No se puede, en este mundo y en este momento, afirmar que es posible vivir al margen de lo que ocurre más allá de unos pocos metros alrededor de nuestra piel. Aunque hiciéramos ejercicio intencionado para que así fuera, ¿lo conseguiríamos?. Es posible que lo que ocurre a los palestinos o los peruanos nos esté influyendo más allá de lo que podamos imaginar.
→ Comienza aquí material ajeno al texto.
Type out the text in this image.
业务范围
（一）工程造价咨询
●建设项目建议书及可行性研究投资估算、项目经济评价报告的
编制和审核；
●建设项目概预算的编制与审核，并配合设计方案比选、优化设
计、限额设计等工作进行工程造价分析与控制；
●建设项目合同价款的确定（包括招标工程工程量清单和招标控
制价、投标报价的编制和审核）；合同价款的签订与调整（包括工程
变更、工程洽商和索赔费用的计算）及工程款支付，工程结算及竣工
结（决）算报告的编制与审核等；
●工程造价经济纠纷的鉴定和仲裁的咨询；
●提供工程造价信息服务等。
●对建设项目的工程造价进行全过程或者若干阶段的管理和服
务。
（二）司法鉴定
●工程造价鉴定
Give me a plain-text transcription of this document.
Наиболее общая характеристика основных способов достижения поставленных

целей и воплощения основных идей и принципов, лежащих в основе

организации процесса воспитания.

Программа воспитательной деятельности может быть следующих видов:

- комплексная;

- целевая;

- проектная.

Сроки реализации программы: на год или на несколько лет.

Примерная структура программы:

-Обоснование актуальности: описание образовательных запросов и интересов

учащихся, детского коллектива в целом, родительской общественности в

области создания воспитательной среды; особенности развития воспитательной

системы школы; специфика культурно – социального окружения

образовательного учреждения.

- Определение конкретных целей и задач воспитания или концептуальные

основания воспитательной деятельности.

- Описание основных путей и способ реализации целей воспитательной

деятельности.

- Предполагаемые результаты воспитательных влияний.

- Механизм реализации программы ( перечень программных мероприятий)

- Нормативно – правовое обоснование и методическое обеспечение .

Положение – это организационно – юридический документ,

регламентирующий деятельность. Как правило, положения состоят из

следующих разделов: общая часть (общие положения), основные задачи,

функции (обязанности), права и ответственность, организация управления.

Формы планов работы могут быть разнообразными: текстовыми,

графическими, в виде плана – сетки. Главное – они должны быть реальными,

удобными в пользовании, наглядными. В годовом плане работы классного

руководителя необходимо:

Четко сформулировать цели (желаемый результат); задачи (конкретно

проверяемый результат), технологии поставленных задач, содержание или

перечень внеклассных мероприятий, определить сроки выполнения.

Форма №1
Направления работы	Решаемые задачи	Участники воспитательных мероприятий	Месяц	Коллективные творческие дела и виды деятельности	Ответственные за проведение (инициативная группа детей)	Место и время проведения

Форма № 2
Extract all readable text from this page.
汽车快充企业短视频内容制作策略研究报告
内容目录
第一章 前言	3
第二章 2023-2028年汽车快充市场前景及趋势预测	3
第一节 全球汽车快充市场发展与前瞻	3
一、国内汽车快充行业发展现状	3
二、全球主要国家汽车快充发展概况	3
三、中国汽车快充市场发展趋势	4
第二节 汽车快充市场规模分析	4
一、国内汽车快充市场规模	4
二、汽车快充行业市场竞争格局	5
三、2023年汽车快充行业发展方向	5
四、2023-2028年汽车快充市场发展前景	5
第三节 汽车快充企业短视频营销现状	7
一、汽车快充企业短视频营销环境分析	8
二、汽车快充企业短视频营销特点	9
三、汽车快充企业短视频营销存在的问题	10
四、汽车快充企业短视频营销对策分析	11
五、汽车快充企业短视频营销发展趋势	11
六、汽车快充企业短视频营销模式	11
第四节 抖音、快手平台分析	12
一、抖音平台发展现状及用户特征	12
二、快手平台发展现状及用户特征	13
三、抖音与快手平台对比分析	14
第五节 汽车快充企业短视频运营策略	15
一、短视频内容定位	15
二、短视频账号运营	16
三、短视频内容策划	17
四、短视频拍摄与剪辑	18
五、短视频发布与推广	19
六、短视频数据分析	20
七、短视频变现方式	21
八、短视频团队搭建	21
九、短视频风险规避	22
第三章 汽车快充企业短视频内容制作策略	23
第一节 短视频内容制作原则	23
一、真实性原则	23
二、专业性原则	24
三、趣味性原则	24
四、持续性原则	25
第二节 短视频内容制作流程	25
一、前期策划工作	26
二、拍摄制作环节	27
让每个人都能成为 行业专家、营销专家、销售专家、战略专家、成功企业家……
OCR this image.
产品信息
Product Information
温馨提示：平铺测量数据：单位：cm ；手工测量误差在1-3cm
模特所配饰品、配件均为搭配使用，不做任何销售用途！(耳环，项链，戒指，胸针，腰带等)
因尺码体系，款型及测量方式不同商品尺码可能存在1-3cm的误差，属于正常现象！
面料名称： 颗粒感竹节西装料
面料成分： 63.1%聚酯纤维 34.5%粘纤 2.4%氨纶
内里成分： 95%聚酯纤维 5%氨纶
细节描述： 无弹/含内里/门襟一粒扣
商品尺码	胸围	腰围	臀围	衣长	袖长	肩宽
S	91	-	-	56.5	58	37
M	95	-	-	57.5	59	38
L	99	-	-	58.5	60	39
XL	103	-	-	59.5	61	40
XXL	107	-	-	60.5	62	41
No sólo por ese enorme “efecto mariposa” que tienen en este mundo económicamente globalizado las alteraciones comerciales o los flujos de capitales, por ejemplo, sino por un efecto mariposa más sutil que se debe producir en nuestras conciencias.

Todo está relacionado. No es casual que en el mundo coexistan fenómenos como las guerras y el denominado maltrato de género, la intolerancia y la pena de muerte, la pobreza y la riqueza que la genera. Aunque algunos de ellos se den en otros lugares y creamos estar a salvo y no ser responsables de los mismos, todos estamos contribuyendo de alguna forma a que se mantengan esas lacras, a la vez que estamos más expuestos a sus efectos de lo que pensamos. Estamos acostumbrados a funcionar en compartimentos estancos y no nos sorprendemos, por ejemplo, de que un violador pueda ser un defensor de los derechos de los animales o un ecologista convencido sea un empresario explotador. Pero por encima de la complejidad que caracteriza a las personas, lo que eso demuestra es que algo está funcionando mal. Debería existir una ética global que nos señale esas contradicciones y las corrija. O nos salvamos todos o nos condenamos juntos; o intentamos colectivamente mejorar en todos los frentes o no superaremos nunca las contradicciones que nos atenazan. Y no estoy hablando de pensamiento único, sino de sacarle más partido a ese denominador común de humanidad que se supone que tenemos.

Somos consecuencia, en buena medida, de la manera en que otras personas, en otras épocas y otros lugares, han resuelto sus conflictos y la forma en que los resolvamos nosotros influirá definitivamente en otros semejantes. Por eso tenemos la responsabilidad de hacerlo lo mejor posible, caminando hacia las mejores soluciones, que casi siempre son las que sirven a más personas: la comprensión de las razones del otro, el control de la violencia, más dosis de tolerancia que conduzcan a una mejor convivencia... Y en ese camino estamos todos: estoy yo con mis vecinos y vecinas pero también los inmigrantes que veo cada día y también los vascos y también los americanos e incluso los fundamentalistas de cualquier tipo, por muy alejados que estén de mi sensibilidad.

Pero esto no quiere decir que debamos caminar por la vida poniendo permanentemente la otra mejilla para que golpeen en ella constantemente las injusticias y el empecinamiento de algunos por mantener este mundo dividido y conflictivo. No, debemos levantar barricadas contra la intolerancia y contra todas esas actitudes negativas tan comunes. Pero hacerlo desde la verdadera convicción, sabiendo en que lado estamos y no dejándonos comprar permanentemente por unas migajas de aparente “comodidad”.